# Elementary point about measurable cards

1. Jul 29, 2014

### nomadreid

Just refreshing my understanding of measurable cardinals, the first step (more questions may follow, but one step at a time) is to make sure I understand the conditions: one of them is

For a (an uncountable) measurable cardinal κ, there exists a non-trivial, 0-1-valued measure μ on P(κ) such that there exists an λ<κ such that for any sequence [Aα: α<λ ] of disjoint sets Aα whose elements are smaller-than-κ ordinals, μ($\cup${ Aα }) = ∑μ(Aα)
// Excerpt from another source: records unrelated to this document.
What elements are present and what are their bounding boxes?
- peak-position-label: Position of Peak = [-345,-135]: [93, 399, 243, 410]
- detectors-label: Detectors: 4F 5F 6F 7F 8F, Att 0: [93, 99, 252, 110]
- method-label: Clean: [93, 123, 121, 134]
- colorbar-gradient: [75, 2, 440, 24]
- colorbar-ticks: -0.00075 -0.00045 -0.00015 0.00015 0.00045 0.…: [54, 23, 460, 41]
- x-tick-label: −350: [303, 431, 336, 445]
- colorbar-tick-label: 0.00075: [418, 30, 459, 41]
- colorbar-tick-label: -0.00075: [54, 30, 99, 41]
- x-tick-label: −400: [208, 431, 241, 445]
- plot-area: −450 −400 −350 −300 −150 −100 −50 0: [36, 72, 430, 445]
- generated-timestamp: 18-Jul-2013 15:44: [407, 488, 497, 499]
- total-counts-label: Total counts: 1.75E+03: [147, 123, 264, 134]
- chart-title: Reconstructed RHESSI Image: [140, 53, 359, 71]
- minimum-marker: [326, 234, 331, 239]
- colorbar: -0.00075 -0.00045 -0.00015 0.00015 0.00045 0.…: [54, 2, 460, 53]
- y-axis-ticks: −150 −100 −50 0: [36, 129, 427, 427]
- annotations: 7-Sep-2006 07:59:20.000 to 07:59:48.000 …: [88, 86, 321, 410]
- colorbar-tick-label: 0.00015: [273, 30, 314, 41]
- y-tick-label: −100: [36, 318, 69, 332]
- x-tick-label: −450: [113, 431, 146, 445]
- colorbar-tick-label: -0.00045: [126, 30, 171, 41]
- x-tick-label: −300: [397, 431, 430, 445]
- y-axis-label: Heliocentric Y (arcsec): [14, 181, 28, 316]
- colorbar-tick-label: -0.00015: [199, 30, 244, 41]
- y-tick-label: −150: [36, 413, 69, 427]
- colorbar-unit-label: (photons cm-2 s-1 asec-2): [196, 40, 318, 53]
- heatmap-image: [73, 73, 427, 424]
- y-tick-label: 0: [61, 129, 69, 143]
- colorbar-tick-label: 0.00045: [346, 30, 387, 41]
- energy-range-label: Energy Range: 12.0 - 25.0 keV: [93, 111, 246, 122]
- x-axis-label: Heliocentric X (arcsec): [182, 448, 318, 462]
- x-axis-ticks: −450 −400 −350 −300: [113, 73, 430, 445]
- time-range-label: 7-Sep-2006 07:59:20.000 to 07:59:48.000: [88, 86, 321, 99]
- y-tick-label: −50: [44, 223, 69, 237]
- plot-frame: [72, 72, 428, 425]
Would not this mean that there would be a β<λ such that μ(Aβ) = 1 and $\forall$γ<λ, (γ≠ β $\Rightarrow$ μ(Aβ) = 0)?

If not, why not?

P.S. except of course for those sequences for which for all α in the set of indices of the sequence, μ(Aα)=0

Last edited: Jul 29, 2014
2. Aug 3, 2014

### Staff: Admin

I'm sorry you are not generating any responses at the moment. Is there any additional information you can share with us? Any new findings?

3. Aug 3, 2014

### mathman

"measurable cardinal" is an extremely specialized concept. I am not surprised as the lack of response. I had to look it up on Wikipedia to get an inkling of what means.